La désinformation est devenue un défi majeur pour les sociétés africaines. En Côte d’Ivoire, elle fragilise la cohésion sociale et menace la stabilité démocratique. C’est dans ce contexte que s’est tenue, le 31 janvier 2026 à Abidjan, la cérémonie de clôture du programme En Ligne Tous Responsables (ELTR), également appelé campagne DESINFOX.
Organisée par Polaris Asso, avec l’appui du Ministère de la Communication, de l’Ambassade de France et de CFI, cette initiative a mobilisé pendant 18 mois des milliers de jeunes, des organisations de la société civile (OSC) et des experts pour promouvoir l’usage responsable du numérique.
Un programme d’envergure nationale
La campagne a couvert 19 villes et impliqué 10 OSC locales. Plus de 15 000 jeunes ont été sensibilisés à l’éducation aux médias et à l’information (EMI). Les ateliers ont permis de renforcer leur esprit critique face aux fausses nouvelles.
Selon l’étude menée par Polaris Asso, 87,5% des jeunes n’avaient jamais suivi de formation en EMI avant le projet. Après les ateliers, 54,2% affirment être capables de reconnaître une fausse information avec assurance, et 62,5% se disent prêts à devenir des ambassadeurs auprès de leurs pairs.
Une cérémonie riche en échanges
La clôture s’est déroulée à Robert’s Hotel, Abidjan, en présence de partenaires institutionnels et de la société civile.
Le programme a alterné allocutions officielles, présentations de résultats et débats. L’expert Donatien Kanga a dressé un état des lieux de la désinformation en Côte d’Ivoire et dans la sous-région. Un panel animé par Alassane Drabo a réuni journalistes, formateurs et représentants d’OSC autour du thème : “Défis et opportunités de l’EMI dans la lutte contre la désinformation”.
Les discussions ont mis en lumière le rôle des médias, de l’État et de la société civile dans la lutte contre les fausses informations.

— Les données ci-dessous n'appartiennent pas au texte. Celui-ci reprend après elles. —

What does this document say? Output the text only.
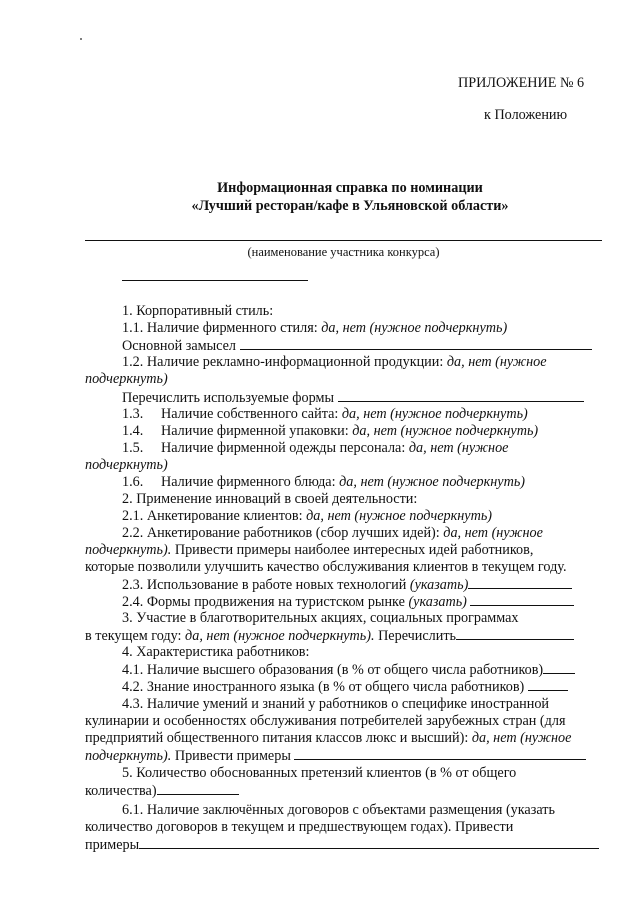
ПРИЛОЖЕНИЕ № 6
к Положению
Информационная справка по номинации
«Лучший ресторан/кафе в Ульяновской области»
(наименование участника конкурса)
1. Корпоративный стиль:
1.1. Наличие фирменного стиля: да, нет (нужное подчеркнуть)
Основной замысел
1.2. Наличие рекламно-информационной продукции: да, нет (нужное
подчеркнуть)
Перечислить используемые формы
1.3. Наличие собственного сайта: да, нет (нужное подчеркнуть)
1.4. Наличие фирменной упаковки: да, нет (нужное подчеркнуть)
1.5. Наличие фирменной одежды персонала: да, нет (нужное
подчеркнуть)
1.6. Наличие фирменного блюда: да, нет (нужное подчеркнуть)
2. Применение инноваций в своей деятельности:
2.1. Анкетирование клиентов: да, нет (нужное подчеркнуть)
2.2. Анкетирование работников (сбор лучших идей): да, нет (нужное
подчеркнуть). Привести примеры наиболее интересных идей работников,
которые позволили улучшить качество обслуживания клиентов в текущем году.
2.3. Использование в работе новых технологий (указать)
2.4. Формы продвижения на туристском рынке (указать)
3. Участие в благотворительных акциях, социальных программах
в текущем году: да, нет (нужное подчеркнуть). Перечислить
4. Характеристика работников:
4.1. Наличие высшего образования (в % от общего числа работников)
4.2. Знание иностранного языка (в % от общего числа работников)
4.3. Наличие умений и знаний у работников о специфике иностранной
кулинарии и особенностях обслуживания потребителей зарубежных стран (для
предприятий общественного питания классов люкс и высший): да, нет (нужное
подчеркнуть). Привести примеры
5. Количество обоснованных претензий клиентов (в % от общего
количества)
6.1. Наличие заключённых договоров с объектами размещения (указать
количество договоров в текущем и предшествующем годах). Привести
примеры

Elles ont aussi souligné la nécessité de renforcer la collaboration entre ces acteurs.
Des résultats concrets et des défis persistants
L’étude de Polaris Asso révèle que les jeunes formés adoptent désormais des réflexes de vérification : 41,7% vérifient la source, 20,8 % recourent au fact-checking, et 12,5 % utilisent la recherche inversée d’images.
Mais le défi reste entier : seuls 25% des jeunes vérifient systématiquement l’information. Cela montre que la sensibilisation doit se transformer en habitudes durables.
Comme l’a rappelé Audrey Azoulay, Directrice générale de l’UNESCO : “L’éducation aux médias et à l’information est une compétence essentielle pour chaque citoyen, afin de distinguer le vrai du faux et participer pleinement à la vie démocratique” (UNESCO, 2023).
Vers une institutionnalisation de l’EMI
Au-delà de la restitution des résultats, la cérémonie visait à engager les décideurs publics. Une déclaration d’engagement en faveur de l’intégration de l’EMI dans les politiques nationales est attendue.
Pour Polaris Asso, l’enjeu est clair : transformer l’expérience de la campagne en une stratégie durable. L’association plaide pour que l’EMI soit enseignée dès le collège, afin de préparer les jeunes à un environnement numérique de plus en plus complexe.
La clôture du programme ELTR marque une étape importante dans la lutte contre la désinformation en Côte d’Ivoire. Les résultats obtenus montrent que la jeunesse peut devenir un acteur clé de la citoyenneté numérique. Mais la bataille est loin d’être gagnée.
La désinformation évolue rapidement, portée par les réseaux sociaux et les technologies. Seule une approche institutionnelle, inclusive et durable permettra de consolider les acquis et de protéger la cohésion sociale.